Believing all this talk about a stock market bubble can land you in real trouble

Believing all this talk about a stock market bubble can land you in real trouble

S&P 500 gains aren’t large enough to prove the market is overheated

Repeat after me: The stock market is not in a bubble. I suppose it was inevitable that the stock market’s new all-time high this week would cause bubble talk to bubble up, so to speak. Yet, it shouldn’t need repeating, calling something a bubble doesn’t make it a bubble.

To be sure, I’m not predicting that happy days are here again. The absence of a bubble doesn’t mean that a bear market isn’t imminent. But surely there is a difference between a bear market and a bubble bursting.

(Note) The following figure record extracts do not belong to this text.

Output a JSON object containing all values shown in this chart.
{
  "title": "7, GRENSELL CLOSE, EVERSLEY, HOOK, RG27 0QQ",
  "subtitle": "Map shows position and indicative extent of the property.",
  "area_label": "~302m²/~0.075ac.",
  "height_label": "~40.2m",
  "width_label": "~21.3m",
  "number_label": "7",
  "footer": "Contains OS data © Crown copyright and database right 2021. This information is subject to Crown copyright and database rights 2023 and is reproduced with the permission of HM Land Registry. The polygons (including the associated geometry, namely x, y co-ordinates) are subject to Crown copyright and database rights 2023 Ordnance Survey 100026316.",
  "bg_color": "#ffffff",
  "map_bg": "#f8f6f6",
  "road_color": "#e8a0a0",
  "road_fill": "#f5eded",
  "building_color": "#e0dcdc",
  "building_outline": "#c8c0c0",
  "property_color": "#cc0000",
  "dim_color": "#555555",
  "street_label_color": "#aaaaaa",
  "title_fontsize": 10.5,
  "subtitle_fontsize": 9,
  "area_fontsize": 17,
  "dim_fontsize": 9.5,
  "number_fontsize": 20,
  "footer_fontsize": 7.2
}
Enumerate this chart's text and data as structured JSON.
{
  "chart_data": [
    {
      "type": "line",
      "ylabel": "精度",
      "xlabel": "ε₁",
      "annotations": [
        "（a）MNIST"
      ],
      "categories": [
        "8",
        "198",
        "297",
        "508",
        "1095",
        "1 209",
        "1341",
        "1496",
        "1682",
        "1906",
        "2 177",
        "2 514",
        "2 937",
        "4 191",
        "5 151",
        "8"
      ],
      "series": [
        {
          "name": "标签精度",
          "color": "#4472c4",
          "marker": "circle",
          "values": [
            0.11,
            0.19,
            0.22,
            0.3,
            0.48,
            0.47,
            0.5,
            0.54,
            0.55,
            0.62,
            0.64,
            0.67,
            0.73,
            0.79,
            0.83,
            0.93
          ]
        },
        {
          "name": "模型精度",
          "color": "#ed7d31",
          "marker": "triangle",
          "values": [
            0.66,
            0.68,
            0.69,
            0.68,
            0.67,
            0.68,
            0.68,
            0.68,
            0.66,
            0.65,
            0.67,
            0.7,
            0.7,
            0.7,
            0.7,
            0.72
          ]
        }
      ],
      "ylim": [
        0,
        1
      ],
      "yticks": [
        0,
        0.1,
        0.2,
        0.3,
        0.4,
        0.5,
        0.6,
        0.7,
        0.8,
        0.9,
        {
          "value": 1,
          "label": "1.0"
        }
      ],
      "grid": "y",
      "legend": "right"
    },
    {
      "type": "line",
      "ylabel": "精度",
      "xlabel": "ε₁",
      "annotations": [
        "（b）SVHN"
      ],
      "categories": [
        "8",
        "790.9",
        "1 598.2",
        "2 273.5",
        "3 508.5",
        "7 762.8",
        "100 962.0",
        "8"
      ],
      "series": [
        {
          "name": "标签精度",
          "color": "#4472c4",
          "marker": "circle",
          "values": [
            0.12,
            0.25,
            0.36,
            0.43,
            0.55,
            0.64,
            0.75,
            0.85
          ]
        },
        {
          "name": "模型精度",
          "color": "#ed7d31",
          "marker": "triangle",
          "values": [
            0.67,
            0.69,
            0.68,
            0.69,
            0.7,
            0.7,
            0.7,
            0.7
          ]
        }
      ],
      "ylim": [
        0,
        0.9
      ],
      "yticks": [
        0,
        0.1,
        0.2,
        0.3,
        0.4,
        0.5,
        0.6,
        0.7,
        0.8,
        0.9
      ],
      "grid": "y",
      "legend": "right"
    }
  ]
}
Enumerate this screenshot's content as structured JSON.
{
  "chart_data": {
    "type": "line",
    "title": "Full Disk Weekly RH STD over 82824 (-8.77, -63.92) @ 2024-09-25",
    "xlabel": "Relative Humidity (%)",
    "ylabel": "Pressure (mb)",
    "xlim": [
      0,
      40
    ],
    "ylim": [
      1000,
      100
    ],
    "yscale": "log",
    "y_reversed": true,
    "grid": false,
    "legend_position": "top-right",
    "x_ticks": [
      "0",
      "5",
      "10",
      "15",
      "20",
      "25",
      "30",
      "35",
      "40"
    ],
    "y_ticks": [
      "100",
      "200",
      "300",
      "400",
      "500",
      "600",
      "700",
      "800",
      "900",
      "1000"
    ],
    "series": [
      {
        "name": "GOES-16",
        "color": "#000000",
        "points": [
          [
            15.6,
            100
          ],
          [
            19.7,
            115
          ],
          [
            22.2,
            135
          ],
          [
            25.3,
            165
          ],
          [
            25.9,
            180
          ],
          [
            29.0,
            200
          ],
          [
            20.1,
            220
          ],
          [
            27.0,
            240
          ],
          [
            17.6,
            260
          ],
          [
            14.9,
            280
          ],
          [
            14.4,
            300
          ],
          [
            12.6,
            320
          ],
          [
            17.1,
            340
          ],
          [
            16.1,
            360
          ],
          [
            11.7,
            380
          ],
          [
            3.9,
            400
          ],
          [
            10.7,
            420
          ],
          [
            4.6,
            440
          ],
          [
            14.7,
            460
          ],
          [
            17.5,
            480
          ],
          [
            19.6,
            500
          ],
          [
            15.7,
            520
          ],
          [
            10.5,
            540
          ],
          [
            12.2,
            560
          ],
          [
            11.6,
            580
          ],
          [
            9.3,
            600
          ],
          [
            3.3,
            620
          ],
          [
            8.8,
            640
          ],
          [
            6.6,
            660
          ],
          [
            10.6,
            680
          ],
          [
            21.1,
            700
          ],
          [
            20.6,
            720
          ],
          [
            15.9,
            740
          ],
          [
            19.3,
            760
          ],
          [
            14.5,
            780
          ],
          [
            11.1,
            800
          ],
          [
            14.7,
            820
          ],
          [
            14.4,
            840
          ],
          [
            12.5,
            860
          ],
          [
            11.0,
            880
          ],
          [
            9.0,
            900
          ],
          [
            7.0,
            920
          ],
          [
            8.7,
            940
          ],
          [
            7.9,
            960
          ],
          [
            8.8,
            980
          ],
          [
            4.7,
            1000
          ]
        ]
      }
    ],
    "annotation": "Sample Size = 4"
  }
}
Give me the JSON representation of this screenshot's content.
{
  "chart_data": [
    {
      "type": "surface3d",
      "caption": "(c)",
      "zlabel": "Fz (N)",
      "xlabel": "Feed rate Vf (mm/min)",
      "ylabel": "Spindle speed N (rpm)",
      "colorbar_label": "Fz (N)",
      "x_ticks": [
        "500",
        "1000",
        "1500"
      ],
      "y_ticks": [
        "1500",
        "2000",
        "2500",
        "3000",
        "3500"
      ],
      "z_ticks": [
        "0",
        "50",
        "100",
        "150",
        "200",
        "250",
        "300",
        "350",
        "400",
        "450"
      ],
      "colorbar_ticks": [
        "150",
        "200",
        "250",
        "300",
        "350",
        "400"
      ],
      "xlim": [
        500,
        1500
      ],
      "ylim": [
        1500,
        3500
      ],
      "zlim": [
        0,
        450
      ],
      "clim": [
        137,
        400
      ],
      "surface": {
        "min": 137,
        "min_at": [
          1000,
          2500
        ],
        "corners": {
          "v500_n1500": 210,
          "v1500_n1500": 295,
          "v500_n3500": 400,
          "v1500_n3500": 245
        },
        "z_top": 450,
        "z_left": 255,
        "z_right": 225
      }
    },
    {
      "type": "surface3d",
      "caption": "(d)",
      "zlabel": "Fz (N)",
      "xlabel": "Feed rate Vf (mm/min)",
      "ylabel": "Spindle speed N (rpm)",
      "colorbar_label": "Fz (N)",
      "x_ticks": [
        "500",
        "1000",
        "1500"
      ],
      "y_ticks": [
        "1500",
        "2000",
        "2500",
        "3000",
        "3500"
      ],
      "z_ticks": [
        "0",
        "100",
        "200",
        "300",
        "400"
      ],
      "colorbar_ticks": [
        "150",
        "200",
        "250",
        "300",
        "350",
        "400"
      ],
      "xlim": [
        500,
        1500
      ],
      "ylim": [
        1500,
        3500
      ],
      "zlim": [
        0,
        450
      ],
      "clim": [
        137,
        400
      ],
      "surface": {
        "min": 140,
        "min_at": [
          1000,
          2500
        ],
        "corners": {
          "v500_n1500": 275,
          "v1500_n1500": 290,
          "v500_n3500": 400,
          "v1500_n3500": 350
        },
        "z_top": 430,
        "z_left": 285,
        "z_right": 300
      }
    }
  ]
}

What is this difference? Will Goetzmann, a finance professor at Yale University, told me in an interview that in large part this has to do with the moral overtone that investors have when they declare something to be forming a bubble. When they do that, he said, they’re saying more than that a bear market is imminent, implying that those who lose big in that bear market will be getting what they deserve.

Journalists may also be co-conspirators in the bubble of bubble talk. That’s because, Goetzmann added, “people get real excited when you mention a bubble.” In deciding which headline to choose for a column forecasting a downturn, for example, editors know that “The Bubble that is about to Burst” will elicit far more readers than “The Upcoming Bear Market.”

Once we move beyond the moral overtones and journalistic incentives that together lead to bubble talk, we’re left with a simple — but difficult — question: What, precisely, is a bubble? Most past academic studies, up until a recent one from three Harvard researchers, concluded that bubbles were only obvious after the fact — and therefore impossible to identify in advance. This Harvard study was one of the first to come up with a definition that allowed for some predictability, but at least according to that definition the current stock market doesn’t come anywhere close to satisfying.

The Harvard study, entitled “Bubbles For Fama,” was conducted by Robin Greenwood, a finance and banking professor and chair of that institution’s Behavioral Finance and Financial Stability project; Andrei Shleifer, an economics professor, and Yang You, a Ph.D. candidate. They defined a bubble to be a price increase of at least 100% over a two-year period that is followed within the subsequent two years by a decline of at least 40%.

When the first of these two preconditions is met, according to the researchers, there is a 53% probability of the second occurring. This probability grows as the two-year price runup increases, furthermore. When the two-year run-up is as much as 150%, for example, the probability of at least a 40% drop over the subsequent two years grows to 80%.

To appreciate how far the current market is from satisfying the researchers’ definition, consider that the S&P 500 SPX, -0.13%  over the past two years has produced a total return of “just” 24%. That’s a far cry from the 100% precondition laid out by the researchers, and is not associated with any increased odds of a subsequent drop of at least 40%.

It’s also worth reviewing a number of other factors that the Harvard researchers found increased the probability of a bubble-bursting crash — factors that come into play only when there is at least a 100% two-year price up. These other factors are increases in volatility, increases in the percentage of firms that issued equity over the trailing year, disproportionate price rises among the newest firms, acceleration in the rate of the price runup, and above-average price/earnings ratios.

By my count, the only one of these other factors present today in a big way is an above-average P/E ratio.

What about the blistering-hot IPO market? It certainly looks to be bubble-like, with IPOs like that of Beyond Meat BYND, -6.68%   sporting huge first-day returns. The stock’s first trade in the open market on May 2 was 84% higher than its initial offering price, and closed that day 163% above its offering price.

But upon taking all of this year’s IPOs into account, their average first-day return is hardly exceptional, as you can see from the chart above.

The bottom line? If you want to predict an imminent bear market, be my guest. But don’t package your prediction in bubble wrap.